Я молода, у меня есть хорошая  работа и желание познать себя. Я жду чуда в новогоднюю ночь и шью себе небесно-черное платье с созвездием Рака на левом плече. «У тебя губы Мерилин Монро», - говорит Верочка-визажистка и стирает их спонжем с моего лица. Буду улыбаться, и глаза будут блестеть празднично, как алая елочная шишка на школьном утреннике. Из года в год, на второй левой ветке сверху. Я сама ее туда вешала, норовя поскользнуться и свернуть себе шею. Стульчик директорский, красным обитый, подпиленный  Веселовым-троечником… «Перелом со смещением. Лонная кость таза. Девушка, вам будет крайне тяжело родить». У меня губы Мерилин Монро, не забыть, не забыть. Я жду чуда.

Мамочка, позвоночник трещит. Слышишь?

«Нашего здесь ничего нет», - опускает реплику в тарелку с салатом моя несостоявшаяся родственница. «Посмотрите на его пальчики!» Глаза в пол. Какие там пальчики! Пальчиков мало. Из-за пальчиков отдавать своего ребенка в чужие руки? Я знаю, о чем она думает: слава богу, что он не похож на ее сына. Иначе сложнее было бы объяснить, почему она упорно не называет внуком моего первенца.  В марте было так тепло, как никогда. «2002 год является одним из самых теплых за последние 130 лет».  Слышишь? Ты всегда знаешь, что надо делать?  Он подставляет пальчики для поцелуев. По одному...

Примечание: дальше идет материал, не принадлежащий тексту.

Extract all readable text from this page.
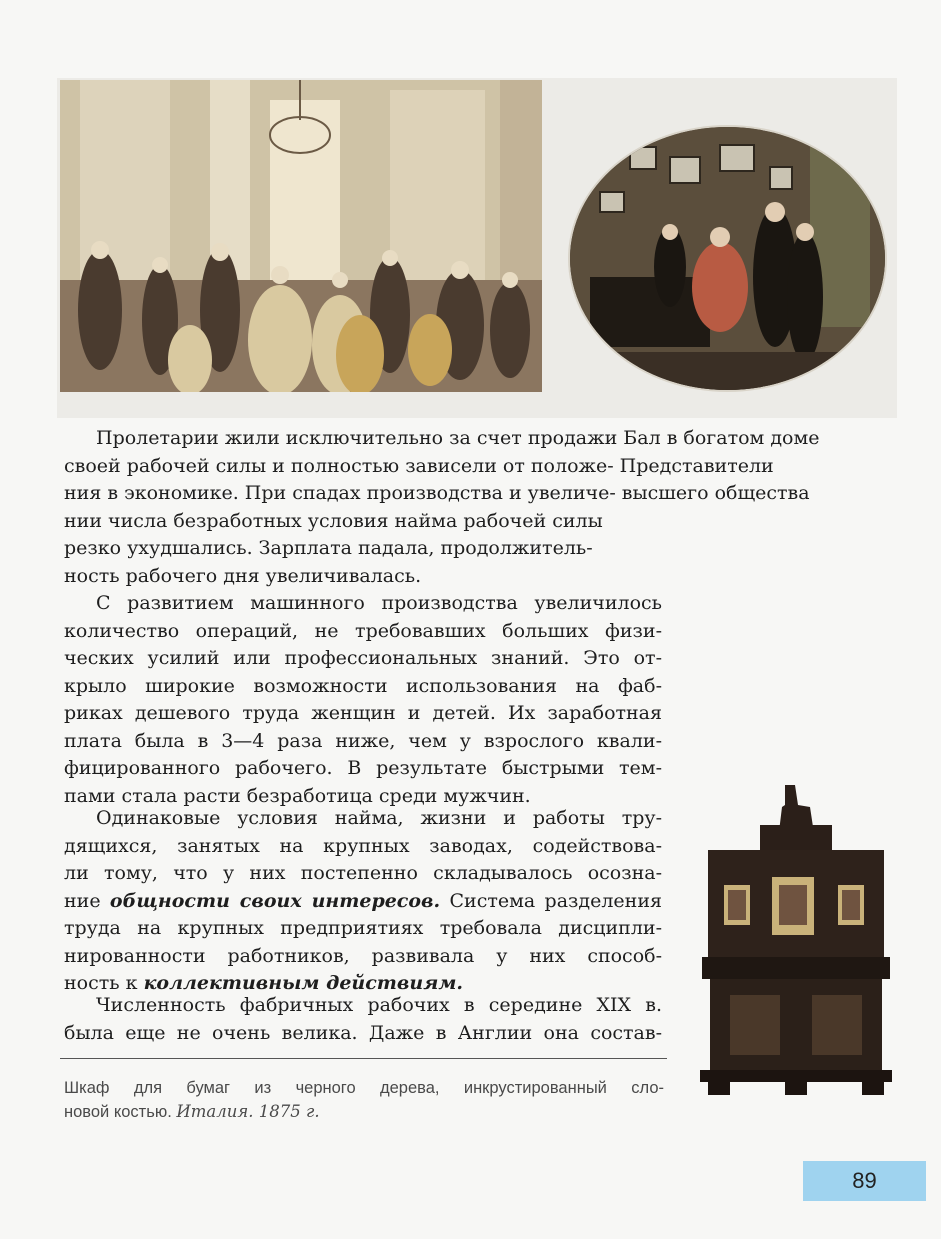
Пролетарии жили исключительно за счет продажи Бал в богатом доме
своей рабочей силы и полностью зависели от положе- Представители
ния в экономике. При спадах производства и увеличе- высшего общества
нии числа безработных условия найма рабочей силы
резко ухудшались. Зарплата падала, продолжитель-
ность рабочего дня увеличивалась.
С развитием машинного производства увеличилось
количество операций, не требовавших больших физи-
ческих усилий или профессиональных знаний. Это от-
крыло широкие возможности использования на фаб-
риках дешевого труда женщин и детей. Их заработная
плата была в 3—4 раза ниже, чем у взрослого квали-
фицированного рабочего. В результате быстрыми тем-
пами стала расти безработица среди мужчин.
Одинаковые условия найма, жизни и работы тру-
дящихся, занятых на крупных заводах, содействова-
ли тому, что у них постепенно складывалось осозна-
ние общности своих интересов. Система разделения
труда на крупных предприятиях требовала дисципли-
нированности работников, развивала у них способ-
ность к коллективным действиям.
Численность фабричных рабочих в середине XIX в.
была еще не очень велика. Даже в Англии она состав-
Шкаф для бумаг из черного дерева, инкрустированный сло-
новой костью. Италия. 1875 г.
89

- Не занимайте очередь, мне  надолго!

У меня губы Мерилин… У меня губы... Я забыла шарф, а на улице такой мороз. Я вернусь, пожалуй. Курить надо меньше, легкие рвутся… Всего то пятый этаж. Кто же так долго катается в лифте? Трахаются они там, что ли?  Вниз легче. Андрюшка… Его рука соскальзывает с алой горящей кнопки. «С наступающим. Ты знаешь, что сегодня исполняются самые невероятные желания?» «Что ты со мной делаешь, Тася?» Что я делаю? Я размазываю помаду по твоим губам. Ты такой испуганный, ты почти не дышишь, и глаза твои блестят подстать елочным шарам. Как нелепо ты выглядишь…Хочешь ведь сгрести меня в охапку и, как  елку новогоднюю, спутанную гирляндами бечевки, принести домой. Принести, поставить в центр комнаты, ослабить хватку, дать расправить лапы, и смотреть. «И вот   она, нарядная, на праздник к нам пришла…» Ты ослабляешь объятья, я смеюсь и стираю своим белым шарфом  красное с твоего заснеженного лица.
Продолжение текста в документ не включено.